The start-up’s A-team of hotrodding, tattoed, handsomely bearded data scientists recorded millions of hours of birdsong, used machine learning to sort the recordings by species, age, gender, health, and mood, and finally wrapped speakers resembling vines around high branches and began to supplement the organic birdsong with a play cycle that simulated the movements of real birds.
Later they added the droning of bees, and the sound of feral paws padding across mulch.
But then an up-and-coming young manager drank a certain specialty coffee and stayed up all night innovating, and the next morning he presented the park management with a game-changing proposal: during the day, at damn decent prices, they would sell airtime on the branch speakers, though the ads should be soothing, serene, kid-safe, and preferably for natural products; and at night, visitors could dance, chat, flirt, purchase drinks, and otherwise enjoy themselves under trees blasting the freshest hits, with a live DJ on weekends.

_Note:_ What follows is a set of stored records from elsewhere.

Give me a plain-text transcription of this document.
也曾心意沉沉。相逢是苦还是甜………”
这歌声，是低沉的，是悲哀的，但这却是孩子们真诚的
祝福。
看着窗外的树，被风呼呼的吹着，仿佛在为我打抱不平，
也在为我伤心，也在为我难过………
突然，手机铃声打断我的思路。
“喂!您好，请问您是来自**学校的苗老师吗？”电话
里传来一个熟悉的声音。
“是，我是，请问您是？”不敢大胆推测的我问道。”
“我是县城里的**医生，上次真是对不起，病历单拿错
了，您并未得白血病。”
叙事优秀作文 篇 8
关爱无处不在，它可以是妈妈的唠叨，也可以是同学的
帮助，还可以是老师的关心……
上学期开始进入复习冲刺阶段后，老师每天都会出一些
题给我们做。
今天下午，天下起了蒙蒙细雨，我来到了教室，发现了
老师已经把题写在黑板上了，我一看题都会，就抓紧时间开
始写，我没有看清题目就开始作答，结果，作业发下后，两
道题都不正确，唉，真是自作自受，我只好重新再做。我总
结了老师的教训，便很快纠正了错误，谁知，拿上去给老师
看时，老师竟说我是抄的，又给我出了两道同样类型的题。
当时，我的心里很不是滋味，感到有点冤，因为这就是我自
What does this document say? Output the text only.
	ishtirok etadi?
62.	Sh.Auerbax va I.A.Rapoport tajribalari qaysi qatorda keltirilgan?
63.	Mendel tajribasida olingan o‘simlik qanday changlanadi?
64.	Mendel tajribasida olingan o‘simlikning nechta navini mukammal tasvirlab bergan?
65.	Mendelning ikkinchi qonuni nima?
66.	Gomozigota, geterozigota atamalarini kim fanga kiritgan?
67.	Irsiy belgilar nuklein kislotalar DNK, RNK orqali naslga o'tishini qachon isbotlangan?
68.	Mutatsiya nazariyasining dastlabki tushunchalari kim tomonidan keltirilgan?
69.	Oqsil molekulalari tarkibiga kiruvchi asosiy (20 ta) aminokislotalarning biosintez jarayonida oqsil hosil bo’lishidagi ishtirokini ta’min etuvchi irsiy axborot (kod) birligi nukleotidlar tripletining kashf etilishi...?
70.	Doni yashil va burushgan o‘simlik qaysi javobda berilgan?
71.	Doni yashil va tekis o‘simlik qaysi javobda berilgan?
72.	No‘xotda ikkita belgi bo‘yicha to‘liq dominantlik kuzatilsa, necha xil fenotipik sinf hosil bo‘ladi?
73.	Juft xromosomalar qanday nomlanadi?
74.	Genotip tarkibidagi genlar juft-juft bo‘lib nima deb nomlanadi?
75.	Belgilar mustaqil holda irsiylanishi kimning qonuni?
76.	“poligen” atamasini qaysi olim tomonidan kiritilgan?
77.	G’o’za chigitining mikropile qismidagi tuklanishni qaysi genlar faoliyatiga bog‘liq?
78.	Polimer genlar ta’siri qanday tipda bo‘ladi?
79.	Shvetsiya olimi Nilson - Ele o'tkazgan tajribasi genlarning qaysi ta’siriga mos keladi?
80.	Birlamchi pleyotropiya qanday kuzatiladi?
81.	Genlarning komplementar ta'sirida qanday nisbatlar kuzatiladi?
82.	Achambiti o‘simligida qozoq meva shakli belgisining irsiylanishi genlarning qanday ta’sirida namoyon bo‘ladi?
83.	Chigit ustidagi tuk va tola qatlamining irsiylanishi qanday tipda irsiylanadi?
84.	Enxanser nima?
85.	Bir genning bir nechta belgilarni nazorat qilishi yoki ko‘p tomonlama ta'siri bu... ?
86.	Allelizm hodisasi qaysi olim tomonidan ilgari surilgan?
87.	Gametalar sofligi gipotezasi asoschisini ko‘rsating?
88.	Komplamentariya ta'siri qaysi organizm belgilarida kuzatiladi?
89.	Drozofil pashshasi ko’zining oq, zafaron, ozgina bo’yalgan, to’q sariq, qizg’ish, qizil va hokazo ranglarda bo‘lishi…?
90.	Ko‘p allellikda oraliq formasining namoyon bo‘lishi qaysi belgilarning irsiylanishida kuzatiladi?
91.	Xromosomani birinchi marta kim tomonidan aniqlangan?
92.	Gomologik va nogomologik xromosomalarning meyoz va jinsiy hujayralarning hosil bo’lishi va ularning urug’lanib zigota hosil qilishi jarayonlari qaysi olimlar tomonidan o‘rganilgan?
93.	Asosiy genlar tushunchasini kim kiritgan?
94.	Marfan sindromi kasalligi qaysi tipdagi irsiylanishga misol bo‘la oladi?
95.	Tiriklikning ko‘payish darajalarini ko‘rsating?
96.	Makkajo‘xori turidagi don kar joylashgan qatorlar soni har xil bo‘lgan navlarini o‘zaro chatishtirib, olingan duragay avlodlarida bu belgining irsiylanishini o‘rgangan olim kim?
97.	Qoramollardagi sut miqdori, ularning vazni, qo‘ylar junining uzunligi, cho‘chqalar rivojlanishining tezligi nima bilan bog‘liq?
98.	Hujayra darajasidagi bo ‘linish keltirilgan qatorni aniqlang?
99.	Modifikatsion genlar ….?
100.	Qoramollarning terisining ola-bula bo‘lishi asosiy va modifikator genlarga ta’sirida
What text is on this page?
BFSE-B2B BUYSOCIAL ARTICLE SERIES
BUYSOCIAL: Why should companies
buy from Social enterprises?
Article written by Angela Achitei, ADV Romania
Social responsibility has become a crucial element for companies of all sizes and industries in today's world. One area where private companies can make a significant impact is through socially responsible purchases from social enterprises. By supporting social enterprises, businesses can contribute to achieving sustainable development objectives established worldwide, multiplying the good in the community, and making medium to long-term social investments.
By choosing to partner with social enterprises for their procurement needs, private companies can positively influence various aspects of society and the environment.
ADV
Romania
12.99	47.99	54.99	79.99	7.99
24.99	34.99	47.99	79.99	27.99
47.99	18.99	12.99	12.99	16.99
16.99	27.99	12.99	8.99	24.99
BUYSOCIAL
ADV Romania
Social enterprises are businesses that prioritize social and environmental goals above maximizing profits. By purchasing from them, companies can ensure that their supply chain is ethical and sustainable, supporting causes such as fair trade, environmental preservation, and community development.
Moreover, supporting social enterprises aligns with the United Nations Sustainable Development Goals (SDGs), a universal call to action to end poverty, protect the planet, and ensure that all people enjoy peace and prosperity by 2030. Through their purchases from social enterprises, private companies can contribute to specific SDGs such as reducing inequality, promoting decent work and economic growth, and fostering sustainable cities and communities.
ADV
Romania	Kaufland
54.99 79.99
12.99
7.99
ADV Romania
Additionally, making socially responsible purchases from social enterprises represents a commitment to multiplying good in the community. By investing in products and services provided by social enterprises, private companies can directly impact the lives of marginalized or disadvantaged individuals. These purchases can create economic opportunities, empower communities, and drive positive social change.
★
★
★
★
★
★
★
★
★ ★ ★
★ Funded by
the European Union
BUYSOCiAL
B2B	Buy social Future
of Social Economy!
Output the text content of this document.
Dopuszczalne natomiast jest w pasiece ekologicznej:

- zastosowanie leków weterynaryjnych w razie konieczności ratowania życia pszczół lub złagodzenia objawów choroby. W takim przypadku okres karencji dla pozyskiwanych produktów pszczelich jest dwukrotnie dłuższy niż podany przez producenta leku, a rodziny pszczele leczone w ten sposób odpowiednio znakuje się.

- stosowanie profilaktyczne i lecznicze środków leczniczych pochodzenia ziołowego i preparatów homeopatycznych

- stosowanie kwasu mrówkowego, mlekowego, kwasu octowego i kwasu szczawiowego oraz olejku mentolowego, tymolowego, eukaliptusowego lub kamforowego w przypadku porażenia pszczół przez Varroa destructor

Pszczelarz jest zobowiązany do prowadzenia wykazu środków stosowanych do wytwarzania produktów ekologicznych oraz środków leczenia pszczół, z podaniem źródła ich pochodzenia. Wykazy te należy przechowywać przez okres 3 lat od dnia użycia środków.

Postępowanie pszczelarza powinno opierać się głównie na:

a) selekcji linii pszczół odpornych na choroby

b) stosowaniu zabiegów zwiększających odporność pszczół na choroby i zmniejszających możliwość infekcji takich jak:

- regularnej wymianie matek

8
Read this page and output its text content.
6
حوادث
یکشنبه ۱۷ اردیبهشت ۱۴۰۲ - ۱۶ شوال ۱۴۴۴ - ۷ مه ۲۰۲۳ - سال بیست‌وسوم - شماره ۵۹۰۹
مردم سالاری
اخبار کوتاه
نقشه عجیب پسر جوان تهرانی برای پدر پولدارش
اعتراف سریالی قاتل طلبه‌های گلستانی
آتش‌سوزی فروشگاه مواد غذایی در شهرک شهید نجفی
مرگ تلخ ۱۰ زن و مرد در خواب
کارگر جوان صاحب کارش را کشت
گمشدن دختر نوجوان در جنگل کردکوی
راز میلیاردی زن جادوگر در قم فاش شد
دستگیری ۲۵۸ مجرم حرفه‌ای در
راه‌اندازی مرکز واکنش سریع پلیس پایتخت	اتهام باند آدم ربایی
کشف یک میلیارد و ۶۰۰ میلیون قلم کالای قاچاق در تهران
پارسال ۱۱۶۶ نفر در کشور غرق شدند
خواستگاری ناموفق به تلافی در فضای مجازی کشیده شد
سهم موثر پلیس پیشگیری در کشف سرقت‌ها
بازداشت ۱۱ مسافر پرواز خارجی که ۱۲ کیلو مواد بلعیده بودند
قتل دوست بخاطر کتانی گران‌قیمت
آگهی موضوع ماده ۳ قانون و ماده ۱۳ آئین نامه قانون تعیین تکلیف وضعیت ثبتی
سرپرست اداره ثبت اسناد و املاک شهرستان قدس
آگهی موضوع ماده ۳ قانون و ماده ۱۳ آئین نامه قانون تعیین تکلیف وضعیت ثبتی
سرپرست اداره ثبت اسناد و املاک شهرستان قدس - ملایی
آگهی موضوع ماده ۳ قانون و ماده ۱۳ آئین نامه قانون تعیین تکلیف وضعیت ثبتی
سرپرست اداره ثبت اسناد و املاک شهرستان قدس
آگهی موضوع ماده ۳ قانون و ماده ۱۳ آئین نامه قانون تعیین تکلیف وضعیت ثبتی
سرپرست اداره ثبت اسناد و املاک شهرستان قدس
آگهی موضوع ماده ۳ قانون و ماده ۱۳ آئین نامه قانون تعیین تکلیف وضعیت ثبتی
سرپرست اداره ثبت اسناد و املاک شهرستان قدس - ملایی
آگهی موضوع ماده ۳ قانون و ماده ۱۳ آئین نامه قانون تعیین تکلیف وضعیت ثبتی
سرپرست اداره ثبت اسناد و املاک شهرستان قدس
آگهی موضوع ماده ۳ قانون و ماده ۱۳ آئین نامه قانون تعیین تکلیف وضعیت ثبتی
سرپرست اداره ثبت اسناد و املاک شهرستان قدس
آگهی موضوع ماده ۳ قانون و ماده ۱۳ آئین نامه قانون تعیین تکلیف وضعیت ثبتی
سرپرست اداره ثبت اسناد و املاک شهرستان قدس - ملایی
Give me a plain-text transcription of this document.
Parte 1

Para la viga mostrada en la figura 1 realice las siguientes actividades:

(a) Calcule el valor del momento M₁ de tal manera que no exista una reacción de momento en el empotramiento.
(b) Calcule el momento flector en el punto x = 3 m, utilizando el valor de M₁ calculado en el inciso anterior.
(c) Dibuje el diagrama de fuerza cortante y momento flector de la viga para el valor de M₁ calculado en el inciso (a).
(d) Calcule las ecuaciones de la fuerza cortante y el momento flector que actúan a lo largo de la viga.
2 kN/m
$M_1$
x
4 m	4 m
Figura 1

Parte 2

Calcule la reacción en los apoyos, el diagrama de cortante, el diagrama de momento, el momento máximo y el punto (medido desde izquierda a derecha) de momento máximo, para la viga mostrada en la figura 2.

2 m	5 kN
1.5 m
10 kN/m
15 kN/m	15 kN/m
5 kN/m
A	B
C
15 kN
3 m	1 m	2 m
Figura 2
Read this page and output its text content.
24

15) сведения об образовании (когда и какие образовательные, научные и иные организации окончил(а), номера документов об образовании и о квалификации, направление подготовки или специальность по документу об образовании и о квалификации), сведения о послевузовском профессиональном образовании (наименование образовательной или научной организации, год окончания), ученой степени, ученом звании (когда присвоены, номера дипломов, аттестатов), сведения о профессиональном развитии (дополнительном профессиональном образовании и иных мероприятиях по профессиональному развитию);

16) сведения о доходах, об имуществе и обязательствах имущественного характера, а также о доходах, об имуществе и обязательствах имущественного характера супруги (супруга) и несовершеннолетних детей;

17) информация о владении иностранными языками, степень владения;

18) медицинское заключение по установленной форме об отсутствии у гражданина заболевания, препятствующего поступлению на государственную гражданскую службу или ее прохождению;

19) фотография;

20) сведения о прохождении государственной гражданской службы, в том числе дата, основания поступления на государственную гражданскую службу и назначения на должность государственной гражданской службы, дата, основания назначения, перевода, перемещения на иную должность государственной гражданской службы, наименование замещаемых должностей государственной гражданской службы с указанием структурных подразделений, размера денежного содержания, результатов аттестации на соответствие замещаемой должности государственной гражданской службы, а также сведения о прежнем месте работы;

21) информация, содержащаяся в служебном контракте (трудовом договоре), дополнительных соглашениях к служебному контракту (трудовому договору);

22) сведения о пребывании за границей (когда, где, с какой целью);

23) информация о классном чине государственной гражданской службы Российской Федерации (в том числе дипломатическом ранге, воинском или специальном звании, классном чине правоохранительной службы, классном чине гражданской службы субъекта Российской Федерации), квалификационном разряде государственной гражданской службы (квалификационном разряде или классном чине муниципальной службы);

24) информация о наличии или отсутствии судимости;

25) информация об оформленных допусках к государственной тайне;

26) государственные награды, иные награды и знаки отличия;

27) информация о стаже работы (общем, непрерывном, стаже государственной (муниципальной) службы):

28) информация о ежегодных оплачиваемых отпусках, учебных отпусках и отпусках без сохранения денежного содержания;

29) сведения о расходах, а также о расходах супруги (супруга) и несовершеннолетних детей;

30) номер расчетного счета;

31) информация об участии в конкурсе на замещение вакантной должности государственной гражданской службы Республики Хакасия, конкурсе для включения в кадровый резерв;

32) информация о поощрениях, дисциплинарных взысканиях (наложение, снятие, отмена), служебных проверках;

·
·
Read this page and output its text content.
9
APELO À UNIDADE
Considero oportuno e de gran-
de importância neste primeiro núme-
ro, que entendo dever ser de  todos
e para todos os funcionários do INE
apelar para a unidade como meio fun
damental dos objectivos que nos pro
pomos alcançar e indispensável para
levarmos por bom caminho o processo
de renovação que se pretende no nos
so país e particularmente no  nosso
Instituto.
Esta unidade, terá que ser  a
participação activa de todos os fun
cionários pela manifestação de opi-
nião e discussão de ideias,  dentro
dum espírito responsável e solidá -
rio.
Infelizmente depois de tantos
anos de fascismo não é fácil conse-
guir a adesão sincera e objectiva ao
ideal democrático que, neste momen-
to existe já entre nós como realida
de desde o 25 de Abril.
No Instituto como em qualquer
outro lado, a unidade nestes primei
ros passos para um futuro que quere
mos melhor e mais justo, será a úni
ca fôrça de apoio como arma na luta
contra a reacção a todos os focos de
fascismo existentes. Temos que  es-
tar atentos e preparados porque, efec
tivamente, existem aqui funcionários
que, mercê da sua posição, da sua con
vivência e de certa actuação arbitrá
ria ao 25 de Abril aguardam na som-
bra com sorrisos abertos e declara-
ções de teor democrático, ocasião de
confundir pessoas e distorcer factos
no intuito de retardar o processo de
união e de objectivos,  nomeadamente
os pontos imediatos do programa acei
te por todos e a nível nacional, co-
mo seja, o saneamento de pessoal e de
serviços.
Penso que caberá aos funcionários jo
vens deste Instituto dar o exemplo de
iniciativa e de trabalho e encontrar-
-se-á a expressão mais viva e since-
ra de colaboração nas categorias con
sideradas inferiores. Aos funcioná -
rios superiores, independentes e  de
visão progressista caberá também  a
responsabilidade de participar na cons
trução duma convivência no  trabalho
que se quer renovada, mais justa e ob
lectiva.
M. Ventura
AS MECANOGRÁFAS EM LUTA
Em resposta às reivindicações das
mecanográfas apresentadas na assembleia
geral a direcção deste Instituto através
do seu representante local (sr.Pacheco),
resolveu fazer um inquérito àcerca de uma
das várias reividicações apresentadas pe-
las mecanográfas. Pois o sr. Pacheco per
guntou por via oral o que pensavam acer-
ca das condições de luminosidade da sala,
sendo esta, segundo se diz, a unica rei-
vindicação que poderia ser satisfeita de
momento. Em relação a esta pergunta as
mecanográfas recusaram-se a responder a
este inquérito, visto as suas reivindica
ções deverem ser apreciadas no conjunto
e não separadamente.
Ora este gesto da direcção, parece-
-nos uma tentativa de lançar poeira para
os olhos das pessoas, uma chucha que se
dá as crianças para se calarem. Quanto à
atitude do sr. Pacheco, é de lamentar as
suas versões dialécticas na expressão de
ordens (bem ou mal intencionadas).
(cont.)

None of this lasted, of course, because then the war came, and no one had any time for leisure, and anyway it wasn’t long before the park, along with the rest of civilization, was incinerated during a single night of retaliatory nuclear strikes—a night that was never named, for there was no one left to write history.
But there’s good news: after a relatively brief span of geological time, living things—though not ones we would easily recognize—recolonized the wasteland: hairy, oddly coloured foliage rose in misshapen domes, the birdish creatures laid more eggs to compensate for the deformed chicks, and meanwhile their threatening, desperate songs provided a charming backdrop against which nature could finally breed and murder in peace.